I've been trying to understand Probabilistic PCA and I got stuck on the following equation that tries to find what should the discarded eigenvalues be
$$\mathcal{L} = -\frac{N}{2}\left\{d \ln(2\pi)+\sum_{j=1}^{q'}\ln\lambda_j+(d-q')ln\left(\frac{1}{d-q'}\sum_{j=q'+1}^{d}\lambda_j\right)+d \right\}$$
The authors argue that minimizing the above equation is same as minimizing
$$E := \ln\left(\frac{1}{d-q'}\sum_{j=q'+1}^{d}\lambda_j\right) - \frac{1}{d-q'}\sum_{j=q'+1}^{d}\ln\lambda_j$$
After this they say
Interestingly, the minimization of E leads only to the requirement that the discarded $\lambda_j$ be adjacent within the spectrum of the ordered eigenvalues of S
I'm unable to prove the above statement.

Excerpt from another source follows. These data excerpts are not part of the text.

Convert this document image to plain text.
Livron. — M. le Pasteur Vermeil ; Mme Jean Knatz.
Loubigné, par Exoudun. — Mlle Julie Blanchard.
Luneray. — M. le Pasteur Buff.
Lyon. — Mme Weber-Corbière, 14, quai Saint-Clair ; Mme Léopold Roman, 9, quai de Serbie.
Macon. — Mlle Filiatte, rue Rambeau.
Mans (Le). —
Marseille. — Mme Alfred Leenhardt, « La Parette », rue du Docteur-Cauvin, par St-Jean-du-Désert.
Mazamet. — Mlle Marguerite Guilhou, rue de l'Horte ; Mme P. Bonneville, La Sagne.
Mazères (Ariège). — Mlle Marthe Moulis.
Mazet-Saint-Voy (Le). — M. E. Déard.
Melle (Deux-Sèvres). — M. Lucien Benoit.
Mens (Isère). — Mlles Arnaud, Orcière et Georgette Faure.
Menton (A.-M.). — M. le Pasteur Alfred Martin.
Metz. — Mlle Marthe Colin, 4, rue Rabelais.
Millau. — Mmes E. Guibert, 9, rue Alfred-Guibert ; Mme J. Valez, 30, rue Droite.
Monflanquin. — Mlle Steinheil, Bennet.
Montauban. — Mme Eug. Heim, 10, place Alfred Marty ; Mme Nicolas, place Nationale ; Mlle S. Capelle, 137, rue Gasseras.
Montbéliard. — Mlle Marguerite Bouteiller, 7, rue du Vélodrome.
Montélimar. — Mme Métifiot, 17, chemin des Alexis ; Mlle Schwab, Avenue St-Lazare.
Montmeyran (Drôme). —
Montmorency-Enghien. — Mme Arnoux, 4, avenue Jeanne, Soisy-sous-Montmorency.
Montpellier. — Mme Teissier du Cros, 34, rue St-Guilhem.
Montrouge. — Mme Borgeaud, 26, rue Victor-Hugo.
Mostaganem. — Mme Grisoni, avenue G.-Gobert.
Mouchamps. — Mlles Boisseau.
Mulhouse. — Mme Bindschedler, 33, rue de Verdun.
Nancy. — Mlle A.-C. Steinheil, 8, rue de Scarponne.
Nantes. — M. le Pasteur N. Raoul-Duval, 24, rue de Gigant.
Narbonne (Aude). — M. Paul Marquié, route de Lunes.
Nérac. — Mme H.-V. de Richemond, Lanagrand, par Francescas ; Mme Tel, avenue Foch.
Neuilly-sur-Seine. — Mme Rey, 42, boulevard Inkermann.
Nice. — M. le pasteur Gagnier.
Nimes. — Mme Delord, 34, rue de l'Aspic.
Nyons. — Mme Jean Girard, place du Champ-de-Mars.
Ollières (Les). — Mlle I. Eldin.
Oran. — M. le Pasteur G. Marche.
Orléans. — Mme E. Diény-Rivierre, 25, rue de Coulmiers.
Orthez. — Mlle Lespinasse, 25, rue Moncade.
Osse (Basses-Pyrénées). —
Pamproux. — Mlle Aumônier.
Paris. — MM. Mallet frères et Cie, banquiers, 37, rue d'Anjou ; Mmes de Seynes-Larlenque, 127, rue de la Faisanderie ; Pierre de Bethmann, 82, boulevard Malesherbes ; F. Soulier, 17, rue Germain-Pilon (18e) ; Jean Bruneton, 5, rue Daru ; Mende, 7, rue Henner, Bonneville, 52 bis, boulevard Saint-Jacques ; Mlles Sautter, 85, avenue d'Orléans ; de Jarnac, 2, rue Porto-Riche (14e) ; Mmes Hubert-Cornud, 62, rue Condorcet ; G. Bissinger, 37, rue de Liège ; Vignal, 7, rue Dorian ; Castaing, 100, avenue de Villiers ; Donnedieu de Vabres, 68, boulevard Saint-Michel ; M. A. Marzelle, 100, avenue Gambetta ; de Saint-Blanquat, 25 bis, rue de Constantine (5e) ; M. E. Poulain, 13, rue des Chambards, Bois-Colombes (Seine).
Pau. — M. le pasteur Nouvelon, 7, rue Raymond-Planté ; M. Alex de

I got some intuition from the following equivalent problem
$$E = \ln{x^Te} - \frac{1}{n}\sum_{i=1}^{n}\ln x_i$$
$$\nabla_x E = \frac{e}{x^Te} - \frac{1}{n}\sum_{i=1}^{n}\frac{e_i}{e_i^Tx}$$
A trivial solution occurs when all the components of $x$ are equal.
I'm unable to however convert this intuition into a rigorous solution, further is the trivial solution the only critical point?